Eles saíram do carro que seguia com seus pertences para dentro da fortaleza. De alguma forma era necessário que passassem pelo portão pessoalmente, ou que vissem Svetlana controlando sua entrada. Qualquer que fosse a razão, eles eram todos convidados ali, e em Erítria, como os Erítrios.
A medida que a rampa de acesso ao Zhefaq os aproximava da entrada, a tensão dos Silvani aumentava. Não era apenas a presença da General.
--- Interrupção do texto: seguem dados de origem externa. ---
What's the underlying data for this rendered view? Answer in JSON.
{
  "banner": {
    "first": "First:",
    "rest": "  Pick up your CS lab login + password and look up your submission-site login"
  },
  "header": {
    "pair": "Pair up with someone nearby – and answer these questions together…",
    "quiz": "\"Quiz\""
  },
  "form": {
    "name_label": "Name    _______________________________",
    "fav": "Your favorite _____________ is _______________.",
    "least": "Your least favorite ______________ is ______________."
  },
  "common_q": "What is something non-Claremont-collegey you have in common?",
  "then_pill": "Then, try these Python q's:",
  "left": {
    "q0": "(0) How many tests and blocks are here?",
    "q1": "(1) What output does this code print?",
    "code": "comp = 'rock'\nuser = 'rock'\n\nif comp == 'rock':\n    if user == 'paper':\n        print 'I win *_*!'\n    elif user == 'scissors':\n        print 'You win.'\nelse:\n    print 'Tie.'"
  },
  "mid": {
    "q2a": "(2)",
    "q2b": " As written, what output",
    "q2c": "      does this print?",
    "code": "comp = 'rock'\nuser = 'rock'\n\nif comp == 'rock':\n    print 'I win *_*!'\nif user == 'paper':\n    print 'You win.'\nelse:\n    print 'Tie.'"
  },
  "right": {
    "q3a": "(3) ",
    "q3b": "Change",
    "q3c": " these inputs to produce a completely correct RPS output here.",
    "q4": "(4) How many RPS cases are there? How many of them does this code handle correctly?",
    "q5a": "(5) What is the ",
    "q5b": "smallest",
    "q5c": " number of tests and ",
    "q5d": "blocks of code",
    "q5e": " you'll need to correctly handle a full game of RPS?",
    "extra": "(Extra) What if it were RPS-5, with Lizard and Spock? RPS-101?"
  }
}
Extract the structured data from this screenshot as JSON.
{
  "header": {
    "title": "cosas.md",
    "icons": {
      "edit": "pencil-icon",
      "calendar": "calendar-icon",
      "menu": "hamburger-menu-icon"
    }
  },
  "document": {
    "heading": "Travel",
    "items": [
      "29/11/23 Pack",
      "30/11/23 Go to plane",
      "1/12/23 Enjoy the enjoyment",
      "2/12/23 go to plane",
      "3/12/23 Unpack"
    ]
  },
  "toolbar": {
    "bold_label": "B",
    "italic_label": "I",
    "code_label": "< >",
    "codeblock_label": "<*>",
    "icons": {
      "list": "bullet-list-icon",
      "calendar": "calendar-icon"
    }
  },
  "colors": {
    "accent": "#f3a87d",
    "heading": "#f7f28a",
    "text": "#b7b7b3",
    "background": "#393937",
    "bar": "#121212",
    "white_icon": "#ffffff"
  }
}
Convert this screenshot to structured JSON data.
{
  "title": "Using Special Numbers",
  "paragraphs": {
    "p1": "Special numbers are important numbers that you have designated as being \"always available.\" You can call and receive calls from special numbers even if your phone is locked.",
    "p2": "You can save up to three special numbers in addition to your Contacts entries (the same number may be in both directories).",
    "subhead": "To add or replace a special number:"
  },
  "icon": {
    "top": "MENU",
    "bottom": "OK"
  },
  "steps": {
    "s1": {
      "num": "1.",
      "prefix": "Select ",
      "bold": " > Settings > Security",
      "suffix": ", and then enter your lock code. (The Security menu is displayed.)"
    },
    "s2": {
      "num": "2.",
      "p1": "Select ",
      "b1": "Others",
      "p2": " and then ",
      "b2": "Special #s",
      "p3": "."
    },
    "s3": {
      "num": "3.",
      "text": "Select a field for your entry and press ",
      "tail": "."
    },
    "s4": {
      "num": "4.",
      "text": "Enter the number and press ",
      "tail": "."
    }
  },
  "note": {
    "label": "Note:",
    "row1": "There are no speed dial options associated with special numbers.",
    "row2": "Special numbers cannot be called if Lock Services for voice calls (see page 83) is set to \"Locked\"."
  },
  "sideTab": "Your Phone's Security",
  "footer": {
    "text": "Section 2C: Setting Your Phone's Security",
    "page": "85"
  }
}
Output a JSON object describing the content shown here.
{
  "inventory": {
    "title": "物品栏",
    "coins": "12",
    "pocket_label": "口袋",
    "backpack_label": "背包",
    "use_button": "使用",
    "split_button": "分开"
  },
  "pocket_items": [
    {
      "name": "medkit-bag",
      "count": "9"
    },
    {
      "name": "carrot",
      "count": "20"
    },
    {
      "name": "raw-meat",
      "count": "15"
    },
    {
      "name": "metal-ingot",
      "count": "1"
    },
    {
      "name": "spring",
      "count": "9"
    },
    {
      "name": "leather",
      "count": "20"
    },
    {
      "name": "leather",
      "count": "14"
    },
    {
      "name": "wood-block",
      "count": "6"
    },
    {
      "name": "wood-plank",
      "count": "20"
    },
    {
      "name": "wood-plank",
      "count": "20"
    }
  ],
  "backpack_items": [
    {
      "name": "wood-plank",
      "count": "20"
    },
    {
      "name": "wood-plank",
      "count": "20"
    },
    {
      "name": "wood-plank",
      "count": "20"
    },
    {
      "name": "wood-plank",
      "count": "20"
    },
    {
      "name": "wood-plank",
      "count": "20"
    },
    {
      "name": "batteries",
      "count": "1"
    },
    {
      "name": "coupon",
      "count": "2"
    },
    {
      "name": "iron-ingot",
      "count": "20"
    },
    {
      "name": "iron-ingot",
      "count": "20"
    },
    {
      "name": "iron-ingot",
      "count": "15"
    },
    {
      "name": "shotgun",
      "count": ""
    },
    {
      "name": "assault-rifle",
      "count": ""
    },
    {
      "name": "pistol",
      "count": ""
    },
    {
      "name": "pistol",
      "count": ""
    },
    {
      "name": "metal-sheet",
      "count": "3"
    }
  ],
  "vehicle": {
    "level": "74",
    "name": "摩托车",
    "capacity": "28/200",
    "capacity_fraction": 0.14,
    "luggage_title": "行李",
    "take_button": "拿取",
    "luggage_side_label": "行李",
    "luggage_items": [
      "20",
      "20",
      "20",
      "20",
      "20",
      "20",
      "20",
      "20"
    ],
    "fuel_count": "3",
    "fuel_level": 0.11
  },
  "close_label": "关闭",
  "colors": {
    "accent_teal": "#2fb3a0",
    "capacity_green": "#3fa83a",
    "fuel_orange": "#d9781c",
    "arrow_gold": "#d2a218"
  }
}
Mais perto da muralha, e mais perto do portal, eles podiam ver os canhões de supressão Rij Ynis. Era uma tecnologia que Ariel conhecia em rifles, mas ali em tamanho veicular. Um tiro de Rij Ynis pode ser contido por blindagem, mas a onda de choque de sua explosão não pode ser negada. Além disso, eles já podiam notar dentro do Zhefaq as frotas de veículos e maquinas de guerra que estavam ali, prontas para passar por cima de qualquer coisa que Tirayon pudesse jogar sobre eles.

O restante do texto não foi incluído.